I'm inclined to believe in Hanlon's razor, so I would be agreeable to the notion that Bibi is just an idiot who blundered his way into an unprecedented gaffe rather than any kind of master manipulator and certainly he is far too tactless to represent any kind of conspiracy against or direct security risk to the United States vis-a-vis its politics. I'm fully cognizant that AIPAC, much like the NRA, has a much bigger shadow than it does actual clout.
Whatever Bibi's motivations for doing the things he does though, what he has managed to achieve through his behavior and policies is to force me, at least, to look back over Israeli conduct with something of a jaundiced eye. I do not like the pattern of what I see, and I don't like the look of where things appear to be going. I'm neither pro-Hamas nor anti-Israel. But likewise I could no longer be called casually anti-Hamas and pro-Israel. I do not take our alliance for granted and I do not effortlessly extend the benefit of the doubt anymore.
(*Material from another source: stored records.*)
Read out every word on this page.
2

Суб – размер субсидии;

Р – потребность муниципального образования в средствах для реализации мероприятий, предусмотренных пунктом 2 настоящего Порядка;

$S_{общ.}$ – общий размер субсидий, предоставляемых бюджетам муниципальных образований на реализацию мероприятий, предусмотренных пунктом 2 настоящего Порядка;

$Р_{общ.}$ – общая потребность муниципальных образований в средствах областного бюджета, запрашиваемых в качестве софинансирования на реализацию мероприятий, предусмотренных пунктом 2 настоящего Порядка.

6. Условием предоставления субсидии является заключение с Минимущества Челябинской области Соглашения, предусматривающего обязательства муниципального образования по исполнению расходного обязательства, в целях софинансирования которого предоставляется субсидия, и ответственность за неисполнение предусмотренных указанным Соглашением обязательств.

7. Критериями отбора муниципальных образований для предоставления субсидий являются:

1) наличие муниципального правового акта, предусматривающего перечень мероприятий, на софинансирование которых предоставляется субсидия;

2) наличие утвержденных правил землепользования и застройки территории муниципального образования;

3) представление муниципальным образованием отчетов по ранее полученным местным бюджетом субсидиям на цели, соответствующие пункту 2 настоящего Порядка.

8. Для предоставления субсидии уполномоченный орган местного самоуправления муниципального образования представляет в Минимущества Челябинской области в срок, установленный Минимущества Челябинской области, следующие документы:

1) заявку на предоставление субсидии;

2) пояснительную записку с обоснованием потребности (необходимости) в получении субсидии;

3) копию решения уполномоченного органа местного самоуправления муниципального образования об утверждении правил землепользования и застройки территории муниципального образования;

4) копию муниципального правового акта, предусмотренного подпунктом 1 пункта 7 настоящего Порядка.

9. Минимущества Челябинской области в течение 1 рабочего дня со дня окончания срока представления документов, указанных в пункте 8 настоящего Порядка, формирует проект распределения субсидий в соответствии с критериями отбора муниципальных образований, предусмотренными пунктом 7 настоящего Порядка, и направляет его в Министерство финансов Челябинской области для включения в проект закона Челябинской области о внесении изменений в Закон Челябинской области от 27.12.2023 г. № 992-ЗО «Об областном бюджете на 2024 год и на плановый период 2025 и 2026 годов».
Israel is going to have to work to regain its credibility with me, not that I matter. Until it does though, I'm going to take the piss out of the things they are, frankly, cocking up, because public backlash is the only practicable way I currently see of getting them off the path they're on.
link 1. except the python-3 that israel sold had any us components switched out for israeli built and designed ones.
And it's still a capability and technology transfer of hardware near or de facto equivalent to what the US fields, often developed in loose collaboration with the US at those R&D facilities you mentioned so many posts ago. Just because these doesn't use US parts doesn't mean it's necessarily A-OK to wantonly sell them. I would be just as upset if Japan sold the Mitsubishi F-2 to North Korea for some reason, even if it isn't a 1:1 copy of the F-16 and 60% of it is made in Japan and it's technically obsolete. I wouldn't approve if it was 100% made in Japan. Israel is of course not alone in this given, say, French sale of hardware to Saddam prior to the Gulf War and their resistance to divulging the capabilities of said platforms even after reentering NATO and joining the Coalition, but the fact that Israel repeatedly has to get to a point where the US tells it "No, don't sell those things," is by itself kinda stupid even if they agree not to, let alone when they do and write it off as an indigenous copy.
It's not exactly a secret that the US and the PRC are sizing one another up if not on a collision course, and that Chinese acquisitions of defense hardware, hook or crook, are done with counterbalancing the US in mind. That has been evident since at least the turn of the century. Israel should have a reasonable expectation that selling things to the PRC will irritate the US. They don't seem to have internalized that. Now one can ask: should the US dictate arms sales of its allies to potential enemies even when they don't directly involve American technology? Given the diffusion of arms suppliers, the overwhelming American funding defense R&D in the West, and whom the buyers tend to be aiming that technology against, I don't think it's unreasonable to complain when American allies sell or think of selling defense technology to America's would-be rivals even if it isn't stamped Made in U.S.A.
The Europeans would absolutely be doing it too if they could. Sure. And it would be just as sketchy in my opinion.
which is literally "jews sold vital security secrets to the bolsheviks" with the words swapped out
Having reviewed this, I'm also just going to directly say I was entirely unaware this was ever an actual Nazi talking point, considering the transparent stupidity of it given they... you know, more or less entirely rebuilt both the Luftwaffe and Wehrmacht within the Soviet Union, with Soviet assistance. I can understand how my remarks would look like a dog whistle in that context. Ignorance sucks. I still stand by what I say in the above paragraphs.